Мне было 13 лет в ту пору.
Не стесняясь моим присутствием, прачка раздела дочь и уложила ее на постель, против сундука, на котором лежал я. Уложила и ушла, погасив огонь. Мне не спалось. Я был взволнован поцелуями толстой девицы. Я вспоминал любовные истории, о которых слышал, романы, прочитанные мною, красивые речи влюбленных на сцене театра и, главное, прежде всего счастливое лицо сестры товарища, когда она стояла на крыльце под руку с мужем, над толпою бесновавшихся баб. Мне подумалось:
«А что если я заменю офицера? Может быть, эта красивая девица выздоровеет?»
Я встал, тихонько сел к ней на кровать, взял ее голову и повернул к себе. В темноте мне показалось, что больная смотрит на меня более осмысленным взглядом, и это увеличило мою храбрость. Она все молчала, не сопротивляясь мне и даже, как будто, не дыша. Когда я пришел в себя, то ясно увидел, что глаза ее смотрят в потолок так же мертво, как всегда.
Вероятно, что в этом рассказе не все верно, и на самом деле я вел себя грубее и прямей, а соображения и мысли, до некоторой степени оправдывающие меня, придуманы мною после. Что же делать? Нет человека, который не нуждался бы в оправдании пред самим собою. Я думаю, что нет такого человека.
Я мог бы не рассказывать эту историю, но мне надо сказать, что с той поры, что бы я ни делал, делал для женщины, для того, чтобы заслужить ее внимание, ее любовь.
Я бывал и на прекрасном Средиземном море, и в Атлантическом океане, а все-таки и до сего дня с любовью помню тихое, темное озеро Кабан.

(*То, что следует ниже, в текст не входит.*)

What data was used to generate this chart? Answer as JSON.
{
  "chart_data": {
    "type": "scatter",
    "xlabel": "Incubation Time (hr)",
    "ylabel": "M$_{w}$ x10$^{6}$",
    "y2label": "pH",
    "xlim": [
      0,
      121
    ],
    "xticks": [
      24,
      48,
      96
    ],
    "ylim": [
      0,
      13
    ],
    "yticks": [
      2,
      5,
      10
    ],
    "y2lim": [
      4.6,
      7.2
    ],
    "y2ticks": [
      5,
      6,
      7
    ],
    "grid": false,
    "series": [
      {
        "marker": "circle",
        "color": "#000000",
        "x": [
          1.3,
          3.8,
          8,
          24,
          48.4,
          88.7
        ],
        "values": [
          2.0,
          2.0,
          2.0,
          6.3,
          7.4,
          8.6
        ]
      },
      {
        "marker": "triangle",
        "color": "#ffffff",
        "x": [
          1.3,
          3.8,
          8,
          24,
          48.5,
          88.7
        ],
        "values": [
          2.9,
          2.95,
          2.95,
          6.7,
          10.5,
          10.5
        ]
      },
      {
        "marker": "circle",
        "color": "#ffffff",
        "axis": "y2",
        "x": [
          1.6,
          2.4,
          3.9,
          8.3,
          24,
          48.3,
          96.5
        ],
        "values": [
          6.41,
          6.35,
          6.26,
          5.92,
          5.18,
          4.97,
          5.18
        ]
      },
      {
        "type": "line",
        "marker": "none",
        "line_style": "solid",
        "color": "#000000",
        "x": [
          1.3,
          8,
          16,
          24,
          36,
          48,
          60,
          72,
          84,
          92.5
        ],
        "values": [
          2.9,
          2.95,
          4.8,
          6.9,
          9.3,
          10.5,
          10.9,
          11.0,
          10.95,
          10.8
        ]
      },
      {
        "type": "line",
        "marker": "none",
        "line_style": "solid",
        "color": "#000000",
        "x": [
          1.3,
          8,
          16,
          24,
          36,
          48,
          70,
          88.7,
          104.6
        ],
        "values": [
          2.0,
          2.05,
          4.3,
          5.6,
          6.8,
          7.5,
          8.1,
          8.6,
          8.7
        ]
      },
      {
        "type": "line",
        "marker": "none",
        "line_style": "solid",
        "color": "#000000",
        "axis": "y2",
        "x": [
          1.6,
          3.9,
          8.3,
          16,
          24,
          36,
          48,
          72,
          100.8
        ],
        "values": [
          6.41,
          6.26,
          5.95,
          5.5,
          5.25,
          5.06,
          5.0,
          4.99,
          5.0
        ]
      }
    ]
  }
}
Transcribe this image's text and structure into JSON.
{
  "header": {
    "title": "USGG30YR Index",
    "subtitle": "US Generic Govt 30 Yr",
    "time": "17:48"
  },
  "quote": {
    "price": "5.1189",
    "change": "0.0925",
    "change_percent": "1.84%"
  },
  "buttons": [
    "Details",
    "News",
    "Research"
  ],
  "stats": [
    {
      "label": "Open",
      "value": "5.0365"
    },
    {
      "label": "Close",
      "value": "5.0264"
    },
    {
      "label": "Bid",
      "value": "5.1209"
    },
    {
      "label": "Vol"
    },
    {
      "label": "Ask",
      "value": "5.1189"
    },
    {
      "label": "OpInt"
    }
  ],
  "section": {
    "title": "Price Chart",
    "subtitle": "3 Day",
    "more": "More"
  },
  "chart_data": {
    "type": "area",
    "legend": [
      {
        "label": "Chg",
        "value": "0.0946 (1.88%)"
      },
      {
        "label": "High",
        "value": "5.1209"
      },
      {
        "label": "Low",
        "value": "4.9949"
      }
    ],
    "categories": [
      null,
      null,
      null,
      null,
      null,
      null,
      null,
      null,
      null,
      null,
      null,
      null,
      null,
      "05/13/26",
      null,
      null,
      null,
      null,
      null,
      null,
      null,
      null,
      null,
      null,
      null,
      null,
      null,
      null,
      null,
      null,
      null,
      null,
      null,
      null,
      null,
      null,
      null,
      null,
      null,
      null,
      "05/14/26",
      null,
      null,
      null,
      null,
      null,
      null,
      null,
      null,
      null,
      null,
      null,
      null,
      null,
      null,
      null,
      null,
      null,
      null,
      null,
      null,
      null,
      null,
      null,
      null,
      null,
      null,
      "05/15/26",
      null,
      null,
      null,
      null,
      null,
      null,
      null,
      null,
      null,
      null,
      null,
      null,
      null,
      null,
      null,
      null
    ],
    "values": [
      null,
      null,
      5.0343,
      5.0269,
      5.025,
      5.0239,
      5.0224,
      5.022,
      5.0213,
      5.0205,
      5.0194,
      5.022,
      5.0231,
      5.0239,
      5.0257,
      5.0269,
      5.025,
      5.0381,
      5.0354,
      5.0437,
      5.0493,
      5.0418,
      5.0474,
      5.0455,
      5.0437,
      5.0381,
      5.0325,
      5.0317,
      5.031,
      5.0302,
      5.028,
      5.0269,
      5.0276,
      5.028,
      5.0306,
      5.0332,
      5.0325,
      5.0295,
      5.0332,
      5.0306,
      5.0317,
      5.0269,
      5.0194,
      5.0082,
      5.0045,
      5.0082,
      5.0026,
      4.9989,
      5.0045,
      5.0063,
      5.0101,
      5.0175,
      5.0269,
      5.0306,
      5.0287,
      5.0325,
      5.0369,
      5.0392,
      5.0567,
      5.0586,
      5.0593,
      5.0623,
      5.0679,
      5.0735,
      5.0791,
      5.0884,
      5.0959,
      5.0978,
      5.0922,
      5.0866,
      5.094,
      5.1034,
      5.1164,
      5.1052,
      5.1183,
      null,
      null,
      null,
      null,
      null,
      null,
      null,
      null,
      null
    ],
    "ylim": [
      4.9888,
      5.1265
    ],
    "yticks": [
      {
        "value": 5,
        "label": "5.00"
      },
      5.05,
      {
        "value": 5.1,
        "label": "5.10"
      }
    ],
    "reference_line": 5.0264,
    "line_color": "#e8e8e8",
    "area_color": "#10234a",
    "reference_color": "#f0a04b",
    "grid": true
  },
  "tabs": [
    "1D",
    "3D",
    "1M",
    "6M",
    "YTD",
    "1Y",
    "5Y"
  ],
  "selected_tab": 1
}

Бывало, летом, по ночам, меня особенно тянуло на Кабан. Я шел на берег, влезал на одну из больших ветел и до свету ночной птицей сидел на дереве, о чем-то думая, глядя в даль озера. Тишина и спокойствие его приводили мысли мои в порядок, отвлекали меня от скверны, в которой медленно и лениво тянулась жизнь Суконной слободы. Иногда, сквозь молчание ночи, донесется с Песков, где сосредоточены «веселые дома», тоскующий, редко трезвый голос. Он поет модную в то время песню о девице, которая стояла
- … под луной на поле серебристом
- И уверяла небо – чистым
- Хранить до гроба свой покой…
Стучит караульщик в свою трещотку. Я внимательно слушаю, как он стучит. Если очень дробно, торопливо и долго, значит – где-то пожар.
Тогда я слезал с дерева и стремглав мчался к месту пожара, на зарево. Но если караульщик стучит не торопясь, значит все благополучно, и воры могут спокойно заниматься своим делом, зная, где именно находится грозный страж – обыкновенно старичок лет шестидесяти, больной и страдающий глухотою.
С одной стороны Кабана – тихая Татарская слобода и огромная фабрика Крестовниковых, с другой стороны Пески, где всю ночь напролет пьют, дерутся. А между этими противоположностями – спокойное, темное пространство; в глубине его Чертов Угол, место прогулок молодежи, куда ездили в лодках шумными компаниями студенты, модистки и всяческая молодежь.
Иногда я с товарищами ловил рыбу, ершей. Изредка попадалась «сорожка». Она уже числилась благородной рыбой и поймать ее – почти счастье. Люди с пылким воображением рассказывали:
– Вчера один какой-то, из Суконной слободы, поймал подлещика фунта на полтора.